Davis Allan Peter, Grondin Cynthia J, Lennon-Hopkins Kelley, Saraceni-Richards Cynthia, Sciaky Daniela, King Benjamin L, Wiegers Thomas C, Mattingly Carolyn J
Department of Biological Sciences, North Carolina State University, Raleigh, NC 27695-7617, USA
Department of Biological Sciences, North Carolina State University, Raleigh, NC 27695-7617, USA.
Nucleic Acids Res. 2015 Jan;43(Database issue):D914-20. doi: 10.1093/nar/gku935. Epub 2014 Oct 17.

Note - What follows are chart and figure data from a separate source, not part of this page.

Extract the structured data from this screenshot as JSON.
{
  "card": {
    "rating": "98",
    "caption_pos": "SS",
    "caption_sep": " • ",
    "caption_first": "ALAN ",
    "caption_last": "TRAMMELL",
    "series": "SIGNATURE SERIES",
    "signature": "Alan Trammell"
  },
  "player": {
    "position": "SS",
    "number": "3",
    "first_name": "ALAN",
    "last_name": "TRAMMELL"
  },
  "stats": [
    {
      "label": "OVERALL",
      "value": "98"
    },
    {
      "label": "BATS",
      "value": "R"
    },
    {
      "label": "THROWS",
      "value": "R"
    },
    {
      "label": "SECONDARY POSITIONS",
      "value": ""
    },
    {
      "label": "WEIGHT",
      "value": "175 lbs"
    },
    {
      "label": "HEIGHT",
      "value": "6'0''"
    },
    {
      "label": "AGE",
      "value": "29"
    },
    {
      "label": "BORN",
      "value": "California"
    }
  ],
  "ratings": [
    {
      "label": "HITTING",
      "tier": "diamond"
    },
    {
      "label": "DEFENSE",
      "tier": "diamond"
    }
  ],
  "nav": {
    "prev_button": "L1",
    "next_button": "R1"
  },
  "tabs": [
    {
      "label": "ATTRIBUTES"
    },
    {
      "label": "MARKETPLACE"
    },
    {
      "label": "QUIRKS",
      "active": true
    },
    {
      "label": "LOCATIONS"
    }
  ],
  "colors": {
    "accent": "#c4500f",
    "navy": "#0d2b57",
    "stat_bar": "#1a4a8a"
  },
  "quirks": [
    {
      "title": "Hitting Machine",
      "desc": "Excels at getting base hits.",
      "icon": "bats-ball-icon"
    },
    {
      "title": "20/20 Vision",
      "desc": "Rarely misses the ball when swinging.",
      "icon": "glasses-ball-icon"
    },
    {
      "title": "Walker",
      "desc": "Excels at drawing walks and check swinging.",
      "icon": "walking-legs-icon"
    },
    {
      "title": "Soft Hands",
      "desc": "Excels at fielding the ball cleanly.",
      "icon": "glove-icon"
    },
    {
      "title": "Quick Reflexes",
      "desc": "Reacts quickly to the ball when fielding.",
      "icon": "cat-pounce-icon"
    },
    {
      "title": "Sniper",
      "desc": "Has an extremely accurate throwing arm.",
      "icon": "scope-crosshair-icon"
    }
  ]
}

Ten years ago, the Comparative Toxicogenomics Database (CTD; http://ctdbase.org/) was developed out of a need to formalize, harmonize and centralize the information on numerous genes and proteins responding to environmental toxic agents across diverse species. CTD's initial approach was to facilitate comparisons of nucleotide and protein sequences of toxicologically significant genes by curating these sequences and electronically annotating them with chemical terms from their associated references. Since then, however, CTD has vastly expanded its scope to robustly represent a triad of chemical-gene, chemical-disease and gene-disease interactions that are manually curated from the scientific literature by professional biocurators using controlled vocabularies, ontologies and structured notation. Today, CTD includes 24 million toxicogenomic connections relating chemicals/drugs, genes/proteins, diseases, taxa, phenotypes, Gene Ontology annotations, pathways and interaction modules. In this 10th year anniversary update, we outline the evolution of CTD, including our increased data content, new 'Pathway View' visualization tool, enhanced curation practices, pilot chemical-phenotype results and impending exposure data set. The prototype database originally described in our first report has transformed into a sophisticated resource used actively today to help scientists develop and test hypotheses about the etiologies of environmentally influenced diseases.
十年前,出于对整理、协调和集中不同物种中众多对环境毒物产生反应的基因和蛋白质信息的需求,比较毒理基因组学数据库(CTD;http://ctdbase.org/)应运而生。CTD最初的方法是通过整理毒理学重要基因的核苷酸和蛋白质序列,并利用相关参考文献中的化学术语对其进行电子注释,来促进这些序列的比较。然而,从那时起,CTD大幅扩展了其范围,以有力地呈现化学物质-基因、化学物质-疾病和基因-疾病相互作用的三元组,这些相互作用由专业生物编目员使用受控词汇表、本体和结构化表示法从科学文献中进行人工编目。如今,CTD包含2400万个毒理基因组学关联,涉及化学物质/药物、基因/蛋白质、疾病、分类群、表型、基因本体注释、通路和相互作用模块。在本次十周年更新中,我们概述了CTD的发展历程,包括我们增加的数据内容、新的“通路视图”可视化工具、改进的编目实践、初步的化学物质-表型结果以及即将推出的暴露数据集。我们在第一篇报告中最初描述的原型数据库已转变为如今被积极使用的精密资源,以帮助科学家提出和检验有关受环境影响疾病病因的假设。